Os vultuosos volumes de recursos que os chineses estão colocando em infraestrutura já aparecem nas estatísticas do Banco Central e podem crescer ainda mais. A China ficou com uma fatia de 1,6% do total de investimentos diretos no país de 2016, e acumula 0,5% neste ano até julho. Os Estados Unidos continuam na liderança com 12,2% em 2016, percentual que saltou para 26,7% neste ano. Em seguida vêm os Países Baixos, com 19,6% e 16,8%, respectivamente.
Em linha com o interesse desses investidores, o setor da economia que mais capital estrangeiro vem recebendo é o de serviços, que ficou com 45,9% do total em 2016 e abocanha nada menos do 65,9% nos primeiros sete meses deste ano, com destaque para a eletricidade, com 5,5% no ano passado e 19,4% neste ano. O comércio ficou com 10,6% e 11,8%, respectivamente. A indústria, que tinha absorvido 37,6% do capital estrangeiro que ingressou no país como investimento direto, está com 27,9% neste ano. O setor de agropecuária e extração mineral também perdeu espaço, de 16,2% para 5,9%.
Apesar da turbulência política e econômica, o investimento estrangeiro não para de crescer no Brasil, mostram também os dados do BC. Em julho, o investimento direto no país (IDP) foi de US$ 4,1 bilhões, acumulando US$ 40, 4 bilhões no ano em comparação com US$ 34 bilhões no mesmo período de 2016. A dez dias para terminar agosto, já chegava a US$ 45 bilhões no ano. A previsão do BC é que o ano vai terminar com US$ 75 bilhões em investimento direto, mais do que suficiente para financiar o déficit em conta corrente, estimado em US$ 24 bilhões. Ao lado das exportações crescentes, o capital externo também vem ajudando no ajuste das contas externas.
Fazem parte do IDP os recursos destinados à participação no capital e os empréstimos diretos concedidos por matrizes de empresas multinacionais a suas filiais no país e vice-versa. O retorno de investimento brasileiro no exterior também integra essas estatísticas. O investimento para participação no capital foi de US$ 2,6 bilhões em julho, somando US$ 30,7 bilhões no ano, e os empréstimos intercompanhias, US$ 1,5 bilhão no mês passado e US$ 9,6 bilhões no ano.

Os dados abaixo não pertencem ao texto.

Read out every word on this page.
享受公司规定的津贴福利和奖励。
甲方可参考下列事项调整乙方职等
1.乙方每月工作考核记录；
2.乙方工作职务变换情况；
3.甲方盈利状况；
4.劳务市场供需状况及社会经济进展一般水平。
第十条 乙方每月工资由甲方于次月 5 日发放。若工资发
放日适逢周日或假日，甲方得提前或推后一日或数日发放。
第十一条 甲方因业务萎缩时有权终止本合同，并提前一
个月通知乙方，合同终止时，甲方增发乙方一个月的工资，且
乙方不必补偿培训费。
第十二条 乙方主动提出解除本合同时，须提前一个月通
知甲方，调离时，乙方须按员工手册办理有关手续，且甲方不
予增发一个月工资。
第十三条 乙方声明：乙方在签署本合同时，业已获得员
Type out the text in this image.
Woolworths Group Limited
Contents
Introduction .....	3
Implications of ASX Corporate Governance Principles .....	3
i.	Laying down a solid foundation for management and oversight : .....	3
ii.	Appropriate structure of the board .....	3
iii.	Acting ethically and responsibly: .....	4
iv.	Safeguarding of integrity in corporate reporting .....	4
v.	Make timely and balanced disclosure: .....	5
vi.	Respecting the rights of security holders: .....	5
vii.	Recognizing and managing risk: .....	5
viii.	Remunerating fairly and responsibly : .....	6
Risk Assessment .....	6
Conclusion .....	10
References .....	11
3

Entre os fatores que contribuem para esse cenário positivo estão a abundante liquidez internacional, o ajuste gradual dos juros internacionais e a busca de um retorno mais atraente. A recessão e o real mais fraco também tornaram os ativos domésticos relativamente mais "baratos", atraindo o investidor estrangeiro e reduzindo a dependência de capitais mais voláteis para o financiamento das contas externas. Para o restante de 2017 e também para 2018, o BC e os analistas esperam a manutenção desse quadro de contas externas sob controle, com capacidade de absorção de eventuais choques externos e redução de vulnerabilidades, ao lado do câmbio flutuante e do elevado volume de reservas internacionais.